What you need to know:
- Upon graduating from college, Miriam Mukami decided to follow in her mother’s footsteps in making cosmetics.
- The entrepreneur’s dream is to set up a plant where she can turn all the overripe fruits and vegetables into raw oils.
Miriam Mukami joined college in 2012 to train as a cabin crew, but dropped out midway after realising her passion was shifting.
She enrolled in a business management course as she wanted to venture into self-employment.
Having been born in Nairobi, she lived with her family in Korogocho and later moved to Dandora where her family also owned a house.
“While we lived in Dandora, my mother used to make baby jelly, beauty soaps, and powdered soaps and sell them to shops. I enjoyed helping in the whole process till the packaging of the products,” she narrates.
When her mother passed away while she was in grade eight, she and her sister were left in the care of their aunt, who had to find a way to provide their needs and keep them in school.
“My aunt used to buy chemicals, commonly used raw materials for making liquid soap, and then sell the products to our neighbours and nearby markets. I enjoyed going to homes and teaching my peers how to make the liquid soaps when they bought the ingredients, and it was always fulfilling to make a product from scratch,” adds Mukami.
Upon graduating from college, she decided to follow in her mother’s footsteps in making cosmetics.
So she founded Touché Cosmetics, an agro-cosmetics manufacturing company that makes beauty products from plant-based oils and overripe fruits and vegetables.
“I mostly learned the concept of manufacturing from my mother but over the years, I have done my research by watching cosmetics manufacturing videos, paid classes for making specific products and also reading cosmetics manufacturing books,” says Mukami.
The company supports local farmers and the circular economy, and they are always utilising what would otherwise go to waste.
Mukami says she gets the overripe fruits mostly from the Marikiti Market.
“I am in partnership with individuals who work in Marikiti Market who help in recruiting farmers and resellers of the overripe fruits to us,” she adds.
Some of the most common fruits and vegetables she uses include avocados, coconuts and their shells, pineapples, and we are looking to start using carrots, pawpaw and onions to make products like onion hair oil.

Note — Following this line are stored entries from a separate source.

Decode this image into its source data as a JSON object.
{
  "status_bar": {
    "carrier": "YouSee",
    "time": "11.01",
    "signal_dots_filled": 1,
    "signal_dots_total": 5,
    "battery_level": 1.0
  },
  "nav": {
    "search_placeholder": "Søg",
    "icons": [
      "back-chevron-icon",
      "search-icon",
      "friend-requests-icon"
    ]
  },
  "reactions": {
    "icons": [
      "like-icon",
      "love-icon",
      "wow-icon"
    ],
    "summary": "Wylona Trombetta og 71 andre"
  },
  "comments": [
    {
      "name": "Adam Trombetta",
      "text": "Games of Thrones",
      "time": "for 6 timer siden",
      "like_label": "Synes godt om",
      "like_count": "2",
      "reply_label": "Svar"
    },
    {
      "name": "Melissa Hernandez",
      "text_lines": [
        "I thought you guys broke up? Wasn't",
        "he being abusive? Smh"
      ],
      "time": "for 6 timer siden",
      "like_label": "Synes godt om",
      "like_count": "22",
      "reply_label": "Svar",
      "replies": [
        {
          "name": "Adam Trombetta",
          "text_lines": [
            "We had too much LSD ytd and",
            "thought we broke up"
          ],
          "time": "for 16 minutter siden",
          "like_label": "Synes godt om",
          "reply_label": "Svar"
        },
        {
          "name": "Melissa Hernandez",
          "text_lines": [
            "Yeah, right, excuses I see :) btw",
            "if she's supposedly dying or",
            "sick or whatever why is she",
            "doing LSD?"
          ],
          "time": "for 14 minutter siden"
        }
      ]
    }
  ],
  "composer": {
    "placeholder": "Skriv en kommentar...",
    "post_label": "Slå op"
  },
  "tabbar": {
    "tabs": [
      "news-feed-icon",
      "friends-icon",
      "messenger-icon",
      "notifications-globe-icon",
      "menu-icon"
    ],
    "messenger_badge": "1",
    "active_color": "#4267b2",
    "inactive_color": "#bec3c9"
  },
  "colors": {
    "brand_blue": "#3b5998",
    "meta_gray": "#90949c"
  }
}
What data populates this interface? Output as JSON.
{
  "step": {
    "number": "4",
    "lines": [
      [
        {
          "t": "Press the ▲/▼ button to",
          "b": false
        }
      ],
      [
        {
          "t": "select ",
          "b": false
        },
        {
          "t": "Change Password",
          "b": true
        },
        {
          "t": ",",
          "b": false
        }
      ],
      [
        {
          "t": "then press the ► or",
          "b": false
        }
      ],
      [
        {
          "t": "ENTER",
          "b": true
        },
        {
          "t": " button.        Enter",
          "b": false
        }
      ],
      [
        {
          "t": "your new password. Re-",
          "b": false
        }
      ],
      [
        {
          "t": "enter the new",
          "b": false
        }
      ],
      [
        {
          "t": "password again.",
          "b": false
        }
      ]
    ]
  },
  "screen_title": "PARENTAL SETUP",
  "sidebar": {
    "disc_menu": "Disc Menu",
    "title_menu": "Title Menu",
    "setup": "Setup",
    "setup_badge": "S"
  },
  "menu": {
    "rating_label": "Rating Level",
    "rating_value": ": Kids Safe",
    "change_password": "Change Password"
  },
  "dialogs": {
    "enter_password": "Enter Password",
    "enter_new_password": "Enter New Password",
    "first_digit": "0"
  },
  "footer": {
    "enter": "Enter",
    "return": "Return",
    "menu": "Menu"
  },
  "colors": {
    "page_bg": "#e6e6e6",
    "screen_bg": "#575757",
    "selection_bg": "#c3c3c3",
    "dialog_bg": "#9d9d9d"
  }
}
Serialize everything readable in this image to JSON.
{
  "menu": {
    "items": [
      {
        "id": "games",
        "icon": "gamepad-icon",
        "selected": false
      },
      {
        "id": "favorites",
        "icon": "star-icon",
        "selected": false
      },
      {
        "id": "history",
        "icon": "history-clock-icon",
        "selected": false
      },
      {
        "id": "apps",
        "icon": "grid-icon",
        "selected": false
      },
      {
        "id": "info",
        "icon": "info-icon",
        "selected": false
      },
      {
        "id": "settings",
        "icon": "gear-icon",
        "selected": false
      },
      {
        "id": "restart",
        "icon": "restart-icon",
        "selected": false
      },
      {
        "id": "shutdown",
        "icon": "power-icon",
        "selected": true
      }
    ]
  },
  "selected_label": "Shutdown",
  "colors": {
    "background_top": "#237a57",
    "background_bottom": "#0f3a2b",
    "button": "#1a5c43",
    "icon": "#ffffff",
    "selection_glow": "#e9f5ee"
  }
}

According to Mukami, the market has between eight and 12 lorries of pineapples every day; one lorry has 6,000 pineapples, translating to 72,000 pineapples.
“This means that no one buys those that get left at the end of the day since they know that fresh ones come in each day. This applies to other products like avocados and coconuts which Touché Cosmetics take and turn into oil,” she adds.
“Our main focus is to use natural ingredients for maximum skin benefits,” she says.
Some of the raw materials she uses alongside the fruits are carrier oils, shea butter, coconut oil, emulsifying wax, coconut shell powder, distilled water, perfume, Cetyl alcohol (from coconut), eco-friendly preservatives, glycerin, sorbic acid, xanthan gum, SCI powder (for foaming baby products).
While formulating the massage oils, Mukami is keen to keep in mind the needs of her customers. She blends different oils to make sure the clients enjoy maximum skin benefits as well as keep out ingredients that might cause reaction in people with sensitive skin.
The entrepreneur’s dream is to set up a plant where she can turn all the overripe fruits and vegetables into raw oils and keep the circular economy going while managing waste.
She also aims to be the leading supplier of raw oils and cosmetics products in Africa and to establish business in other countries.
“I also want to be able to provide locally and at affordable price cosmetics products that professionals in the beauty industry struggle in getting and are forced to import,” she adds.
She also took the challenge of venturing into baby oil manufacturing, which many companies shy away from.
“When it comes to baby products, I noticed that there are very few manufactured locally, yet we have all the capacity to do it. I choose to make them because all that's needed to make them are actually locally available, that is the different raw oils,” she says.
“I got complaints from friends that their children had sensitive skins to some of the baby products available, even some of the imported ones. So I decided to make products that are mild and friendly,” she adds.
The pricing of her goods depends on the raw materials used. Other products available in local shops are massage oils, body splash, body scrub, polish remover, baby oils, baby sunscreen cream, baby Shower gel, after-shave cream for men, and shower gel for both men and women.
Mukami is one of the beneficiaries of the Google Hustle Academy, a free week-long boot camp designed to help small businesses in Kenya, Nigeria, and South Africa.